Trump’ın kör noktası
Forum Haberleri —

.
- Trump, kalıcı istikrar istiyorsa, Katar ve Türkiye’nin İslamcı yönetimlerine yönelik uzun süredir devam eden 'kör nokta'sını ele almak zorunda.
* ERIC R. MANDEL
Kasım 2025, Ortadoğu’daki Arap hükümetleri için adeta bir bayram havasına bürünüyor. ABD’nin “yabancı terör örgütü” listesinden yeni çıkarılan Ahmed eş-Şara, Beyaz Saray’da ağırlanarak büyük bir onur kazandı; burada Başkan Donald Trump kendisini “iyi, sert bir adam” olarak övdü.

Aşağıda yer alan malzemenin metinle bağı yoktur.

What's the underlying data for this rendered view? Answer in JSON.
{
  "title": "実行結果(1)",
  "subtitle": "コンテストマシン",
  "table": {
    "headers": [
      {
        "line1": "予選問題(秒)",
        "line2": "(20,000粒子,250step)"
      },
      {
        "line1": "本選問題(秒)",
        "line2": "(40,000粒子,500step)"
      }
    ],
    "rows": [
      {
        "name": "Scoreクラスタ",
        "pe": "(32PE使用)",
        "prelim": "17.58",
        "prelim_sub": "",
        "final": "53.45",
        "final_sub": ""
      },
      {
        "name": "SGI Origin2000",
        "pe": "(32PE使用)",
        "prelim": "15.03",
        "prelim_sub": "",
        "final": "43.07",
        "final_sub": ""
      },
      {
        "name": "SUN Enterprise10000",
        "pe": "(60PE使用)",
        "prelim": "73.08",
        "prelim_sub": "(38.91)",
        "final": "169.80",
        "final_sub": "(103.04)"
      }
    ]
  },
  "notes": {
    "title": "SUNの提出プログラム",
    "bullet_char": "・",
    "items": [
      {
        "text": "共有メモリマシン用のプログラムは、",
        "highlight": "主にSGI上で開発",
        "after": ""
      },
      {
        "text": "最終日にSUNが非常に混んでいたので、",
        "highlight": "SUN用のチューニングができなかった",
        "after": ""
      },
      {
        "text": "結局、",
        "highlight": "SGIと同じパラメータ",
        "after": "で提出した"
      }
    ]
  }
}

Beyaz Saray ziyaretleri söz konusu olduğunda Suudi Arabistan Veliaht Prensi Muhammed bin Selman (MBS) da Washington’da. Haberlere göre Suudi Arabistan, uzun zamandır istediği ABD savunma paktını –en azından Başkan'ın Kongre onayı olmadan sağlayabileceği ölçüde– elde edecek. Bu, 2019’da İran’ın Suudi petrol tesislerine saldırdığı ve Trump’ın ilk döneminde askeri misillemede bulunmayı tercih etmediği günden beri Riyad’ın öncelik listesinin başında yer alıyor. O dönemde F-35 savaş uçakları, sivil nükleer program ve savunma garantileri karşılığında istenen bedel İsrail’le normalleşmeydi. Bugün ise bedel, İsrail’le tam normalleşmenin ertelenmesi pahasına yüz milyarlarca dolarlık Suudi yatırımı gibi görünüyor ama bu yeterli değil.

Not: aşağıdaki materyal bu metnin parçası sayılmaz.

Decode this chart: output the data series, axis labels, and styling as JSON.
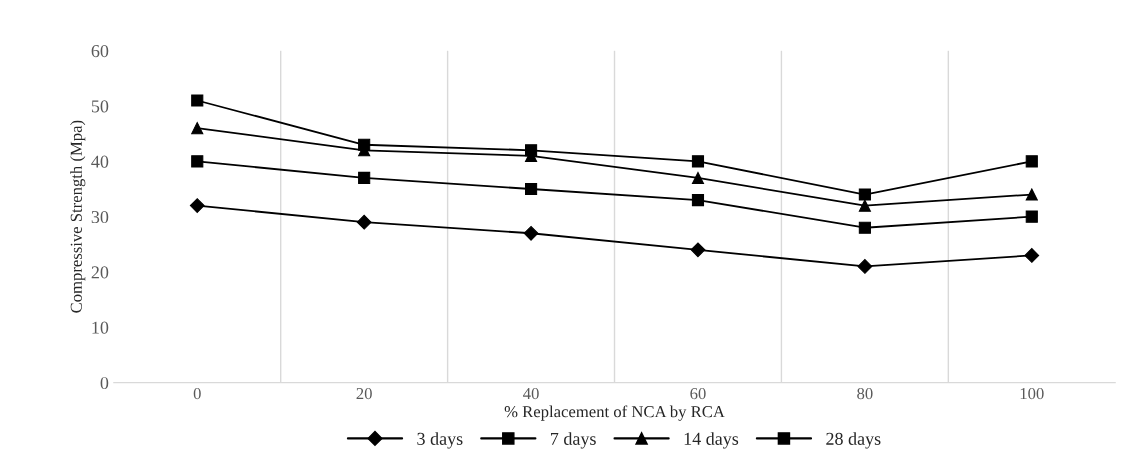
{
  "chart_data": {
    "type": "line",
    "xlabel": "% Replacement of NCA by RCA",
    "ylabel": "Compressive Strength (Mpa)",
    "categories": [
      "0",
      "20",
      "40",
      "60",
      "80",
      "100"
    ],
    "series": [
      {
        "name": "3 days",
        "color": "#000000",
        "marker": "diamond",
        "values": [
          32,
          29,
          27,
          24,
          21,
          23
        ]
      },
      {
        "name": "7 days",
        "color": "#000000",
        "marker": "square",
        "values": [
          40,
          37,
          35,
          33,
          28,
          30
        ]
      },
      {
        "name": "14 days",
        "color": "#000000",
        "marker": "triangle",
        "values": [
          46,
          42,
          41,
          37,
          32,
          34
        ]
      },
      {
        "name": "28 days",
        "color": "#000000",
        "marker": "square",
        "values": [
          51,
          43,
          42,
          40,
          34,
          40
        ]
      }
    ],
    "ylim": [
      0,
      60
    ],
    "yticks": [
      0,
      10,
      20,
      30,
      40,
      50,
      60
    ],
    "grid": "x",
    "legend": "bottom",
    "line_style": "solid"
  }
}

MBS’nin, Trump’ın 20 maddelik çerçevesinde Filistin devletine giden bir yol ve BM Güvenlik Konseyi’nde Uluslararası İstikrar Gücü oluşturan tasarı taslağına destek güvencesi aldıktan sonra kısmi veya aşamalı normalleşme önerebileceği düşünülebilir.

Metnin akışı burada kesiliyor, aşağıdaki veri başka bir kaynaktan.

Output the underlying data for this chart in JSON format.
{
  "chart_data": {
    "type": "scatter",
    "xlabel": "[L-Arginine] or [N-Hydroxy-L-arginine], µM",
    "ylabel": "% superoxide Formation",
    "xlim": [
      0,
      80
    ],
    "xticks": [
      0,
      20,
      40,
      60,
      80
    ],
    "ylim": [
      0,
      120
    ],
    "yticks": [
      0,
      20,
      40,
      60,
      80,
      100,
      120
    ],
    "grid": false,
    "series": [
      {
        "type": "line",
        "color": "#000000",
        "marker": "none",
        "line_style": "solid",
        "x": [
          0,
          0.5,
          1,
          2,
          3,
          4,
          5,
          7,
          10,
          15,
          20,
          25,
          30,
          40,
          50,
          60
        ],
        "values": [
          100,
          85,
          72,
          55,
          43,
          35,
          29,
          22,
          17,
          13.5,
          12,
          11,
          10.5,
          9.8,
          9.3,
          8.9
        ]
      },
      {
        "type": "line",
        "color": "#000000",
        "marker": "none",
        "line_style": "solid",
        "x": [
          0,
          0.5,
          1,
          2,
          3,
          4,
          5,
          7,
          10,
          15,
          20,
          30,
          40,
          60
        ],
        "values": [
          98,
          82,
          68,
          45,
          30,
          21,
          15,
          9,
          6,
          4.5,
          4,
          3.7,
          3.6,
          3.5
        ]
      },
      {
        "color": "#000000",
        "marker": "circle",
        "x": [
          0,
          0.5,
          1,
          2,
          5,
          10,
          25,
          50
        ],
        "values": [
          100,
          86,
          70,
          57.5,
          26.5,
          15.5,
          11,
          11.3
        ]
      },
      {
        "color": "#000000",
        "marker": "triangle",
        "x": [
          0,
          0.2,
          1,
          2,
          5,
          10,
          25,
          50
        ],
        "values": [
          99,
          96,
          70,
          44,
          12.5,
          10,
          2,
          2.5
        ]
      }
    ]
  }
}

Suudi yetkililer, 7 Ekim 2023 öncesi bana doğrudan şunu söylemişti: Kendilerini sadece Arap dünyasının değil, geniş anlamda tüm Müslüman dünyasının lideri olarak görüyorlar. Dolayısıyla Riyad’ı İbrahim Anlaşmaları’na dahil etmenin maliyeti, her zaman Birleşik Arap Emirlikleri'nden (BAE) talep edilenden çok daha yüksek olacaktı. Dışarıdan bakanlar BAE ile Suudi Arabistan’ı sıkça aynı torbaya koyuyor olsa da gerçekte bu iki devlet rakip. Yine de her ikisi de Katar’a derin bir nefret besliyor ve Katar’ı, en büyük korkuları olan Müslüman Kardeşler’in finansörü olarak nitelendiriyor – ki onlar bu hareketi doğrudan monarşilerine tehdit olarak görüyor.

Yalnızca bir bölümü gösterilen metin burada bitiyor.